Mobility Worldwide has shipped wheelchairs to more than 90 countries and has 24 workshops around the United States and the world.

Dave Roseberg has been volunteering at Worldwide Mobility since 2011. He said in the typical week in Columbia, the volunteers build about 40 to 45 carts. The PET carts come in different sizes, and either with hand cranks or handles to pull or push.

Roseberg said he has known West for years.

“Mel’s really an inspiration guy,” Roseberg said. “If you hear him talk, you know, one of his, I call it sermons, he will he’ll convince you that you can save the world if you really put your mind to it.”

Roseberg said West’s award was well deserved.

“He’s the backbone, you know, the founder, the backbone of this organization making it work. And I think it’s recognition of let’s say worldwide good that he’s doing,” he said.

Although Mobility Worldwide is such a large project, West still tells stories about the other work he is proud of, such as Habitat for Humanity. West helped start Habitat for Humanity in Columbia and surrounding counties.

“They have now built 150-something homes and they just bought the land for 150 more,” he said.

West says one of his favorite stories is about a woman he met who was working at the retirement community where he lives. She was a refugee who moved to the United States with her family and now lives in a Habitat home. She is working on getting a degree in chemistry.

He says on top of a place for people to live, it also provides work for many retirees who do not want to become stationary.

Keith Jaspers served on the Habitat for Humanity International board of directors and the board of directors for the Rainbow Network with West, and his known him for 35 or 40 years.

He said West has helped those networks grow by introducing new people and helping with the everyday work.

“With Mel and Barbara, it’s always about putting faith into action, taking the intangible and making it tangible, and Mel has just been the best in the world at doing that and being an inspiration to all of us,” Jaspers said.

He said the university’s honorary doctorate speaks highly of West and the university itself.

Walt Hays came from Alaska for West’s reception.

“I’m 82 years young, and when I grow up, I’d like to be like Mel West,” he said.

Hays has volunteered to raise funds for Mobility Worldwide.

“It is a life-changing thing to see a person who is literally crawling on the ground, disabled by polio, birth defects, war amputation, land mine injury, to all of a sudden have mobility,” he said.

He said West is a great example of what it means to be a servant leader.

West says all of his humanitarian work has taught him and many others what being happy truly means.

“We, and I say we, all of us, because so many volunteers working, have learned the difference between fun and joy,” he said. “Fun is, for example with the Jimmy Carter work camps, 500 of us go on Sunday and for five days we would build houses and put ’em up rapidly and do it well, and that’s fun. But on Saturday we’d move in the families, and that’s joy.”

He and Barbara also support students in Nicaragua.

“We help them with money to go to high school and college. And writing the check is fun. It’s not very big, really.
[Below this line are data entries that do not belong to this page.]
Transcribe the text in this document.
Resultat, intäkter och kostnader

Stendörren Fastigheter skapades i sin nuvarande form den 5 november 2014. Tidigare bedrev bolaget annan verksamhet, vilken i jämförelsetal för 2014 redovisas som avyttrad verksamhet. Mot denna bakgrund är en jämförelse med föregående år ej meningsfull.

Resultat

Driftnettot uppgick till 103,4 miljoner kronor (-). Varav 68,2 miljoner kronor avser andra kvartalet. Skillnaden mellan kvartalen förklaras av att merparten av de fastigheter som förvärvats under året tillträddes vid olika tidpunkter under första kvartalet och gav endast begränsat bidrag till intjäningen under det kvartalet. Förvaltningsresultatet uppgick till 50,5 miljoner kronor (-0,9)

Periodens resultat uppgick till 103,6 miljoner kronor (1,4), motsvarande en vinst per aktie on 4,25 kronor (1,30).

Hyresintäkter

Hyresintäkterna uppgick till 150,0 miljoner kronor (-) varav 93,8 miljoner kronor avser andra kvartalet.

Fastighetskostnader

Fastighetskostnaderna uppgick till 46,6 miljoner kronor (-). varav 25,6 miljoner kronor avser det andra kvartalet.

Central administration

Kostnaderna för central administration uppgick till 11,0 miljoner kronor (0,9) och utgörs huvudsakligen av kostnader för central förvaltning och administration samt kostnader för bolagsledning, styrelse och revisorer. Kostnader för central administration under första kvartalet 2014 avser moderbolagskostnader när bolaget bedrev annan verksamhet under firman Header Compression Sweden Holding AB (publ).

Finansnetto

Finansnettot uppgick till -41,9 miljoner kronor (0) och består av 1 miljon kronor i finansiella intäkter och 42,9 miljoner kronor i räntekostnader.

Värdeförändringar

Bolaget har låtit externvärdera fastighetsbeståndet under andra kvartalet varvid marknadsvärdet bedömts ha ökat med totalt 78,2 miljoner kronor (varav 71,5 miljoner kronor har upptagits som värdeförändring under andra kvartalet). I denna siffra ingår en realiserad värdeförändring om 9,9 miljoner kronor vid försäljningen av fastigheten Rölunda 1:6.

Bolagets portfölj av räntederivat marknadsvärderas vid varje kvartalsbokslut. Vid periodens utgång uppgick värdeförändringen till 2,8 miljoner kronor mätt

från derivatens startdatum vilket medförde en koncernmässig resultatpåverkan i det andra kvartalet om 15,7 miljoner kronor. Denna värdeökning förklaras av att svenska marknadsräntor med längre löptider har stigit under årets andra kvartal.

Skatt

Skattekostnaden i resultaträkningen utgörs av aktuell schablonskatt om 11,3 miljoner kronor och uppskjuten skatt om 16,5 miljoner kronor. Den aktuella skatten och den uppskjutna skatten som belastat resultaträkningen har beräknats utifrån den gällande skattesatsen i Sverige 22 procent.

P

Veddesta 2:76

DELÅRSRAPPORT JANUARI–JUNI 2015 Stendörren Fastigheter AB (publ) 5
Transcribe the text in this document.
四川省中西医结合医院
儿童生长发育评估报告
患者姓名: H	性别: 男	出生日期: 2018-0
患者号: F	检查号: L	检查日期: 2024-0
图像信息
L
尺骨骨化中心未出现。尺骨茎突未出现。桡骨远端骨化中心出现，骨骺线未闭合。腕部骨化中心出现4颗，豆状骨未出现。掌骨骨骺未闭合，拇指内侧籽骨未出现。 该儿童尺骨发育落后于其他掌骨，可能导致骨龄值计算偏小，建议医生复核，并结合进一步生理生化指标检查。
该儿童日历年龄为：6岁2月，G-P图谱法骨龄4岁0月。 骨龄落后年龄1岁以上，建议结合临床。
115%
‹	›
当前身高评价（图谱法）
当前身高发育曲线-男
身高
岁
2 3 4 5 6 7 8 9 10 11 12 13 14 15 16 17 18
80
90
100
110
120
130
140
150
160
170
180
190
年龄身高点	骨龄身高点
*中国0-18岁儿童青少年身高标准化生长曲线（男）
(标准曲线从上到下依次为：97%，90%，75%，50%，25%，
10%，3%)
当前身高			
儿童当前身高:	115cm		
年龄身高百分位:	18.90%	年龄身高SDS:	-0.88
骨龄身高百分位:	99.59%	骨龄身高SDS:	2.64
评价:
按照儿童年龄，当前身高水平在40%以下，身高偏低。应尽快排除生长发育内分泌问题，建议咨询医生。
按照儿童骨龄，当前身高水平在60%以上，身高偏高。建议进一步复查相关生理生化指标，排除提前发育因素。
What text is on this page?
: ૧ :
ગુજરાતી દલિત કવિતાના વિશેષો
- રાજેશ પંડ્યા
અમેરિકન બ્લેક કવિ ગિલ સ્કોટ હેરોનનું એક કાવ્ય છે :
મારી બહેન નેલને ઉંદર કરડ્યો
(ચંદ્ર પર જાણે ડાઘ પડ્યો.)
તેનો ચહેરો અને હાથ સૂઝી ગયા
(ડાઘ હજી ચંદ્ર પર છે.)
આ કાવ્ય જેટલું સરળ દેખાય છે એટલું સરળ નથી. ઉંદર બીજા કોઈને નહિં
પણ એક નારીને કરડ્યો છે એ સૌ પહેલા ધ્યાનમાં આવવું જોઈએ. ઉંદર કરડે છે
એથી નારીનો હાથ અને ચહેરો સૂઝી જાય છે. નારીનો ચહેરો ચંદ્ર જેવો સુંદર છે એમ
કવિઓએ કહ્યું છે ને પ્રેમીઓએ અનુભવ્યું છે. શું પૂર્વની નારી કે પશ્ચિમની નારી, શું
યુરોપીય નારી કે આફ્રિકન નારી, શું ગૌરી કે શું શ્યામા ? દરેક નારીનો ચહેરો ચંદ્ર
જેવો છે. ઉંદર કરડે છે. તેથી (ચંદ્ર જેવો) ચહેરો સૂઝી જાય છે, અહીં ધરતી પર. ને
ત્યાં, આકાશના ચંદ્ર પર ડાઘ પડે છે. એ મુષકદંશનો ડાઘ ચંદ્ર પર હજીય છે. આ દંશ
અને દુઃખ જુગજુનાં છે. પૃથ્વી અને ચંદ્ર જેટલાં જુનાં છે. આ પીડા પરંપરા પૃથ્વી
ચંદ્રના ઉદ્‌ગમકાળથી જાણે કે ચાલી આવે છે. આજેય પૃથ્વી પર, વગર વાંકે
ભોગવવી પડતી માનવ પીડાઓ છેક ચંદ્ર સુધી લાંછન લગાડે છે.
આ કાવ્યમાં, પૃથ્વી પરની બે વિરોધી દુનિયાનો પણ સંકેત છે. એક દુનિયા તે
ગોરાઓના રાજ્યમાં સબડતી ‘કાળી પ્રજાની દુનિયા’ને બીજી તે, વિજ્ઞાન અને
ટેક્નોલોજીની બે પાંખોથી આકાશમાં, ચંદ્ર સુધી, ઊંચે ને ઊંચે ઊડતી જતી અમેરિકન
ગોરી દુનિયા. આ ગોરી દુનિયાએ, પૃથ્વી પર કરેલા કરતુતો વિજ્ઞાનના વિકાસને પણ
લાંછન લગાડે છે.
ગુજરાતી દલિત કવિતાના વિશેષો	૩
But when you get a letter back from them that they’ve graduated and they’re going to be an engineer, or they’re
going to be nurse, or a doctor, or a teacher, that’s joy,” he said.

West says the PhD from the university really is full circle.

“Absolutely none of this would’ve happened if we had not come to the university.”

He says he has the university to thank for their help with his projects, but also for his wife.

“None of this would’ve happened had I not come to the university and met Barbara here. And we have been full partners in everything we have done for 74 years,” he said. “The university has played a key role in our lives and we need to remind ourselves of that all the time.”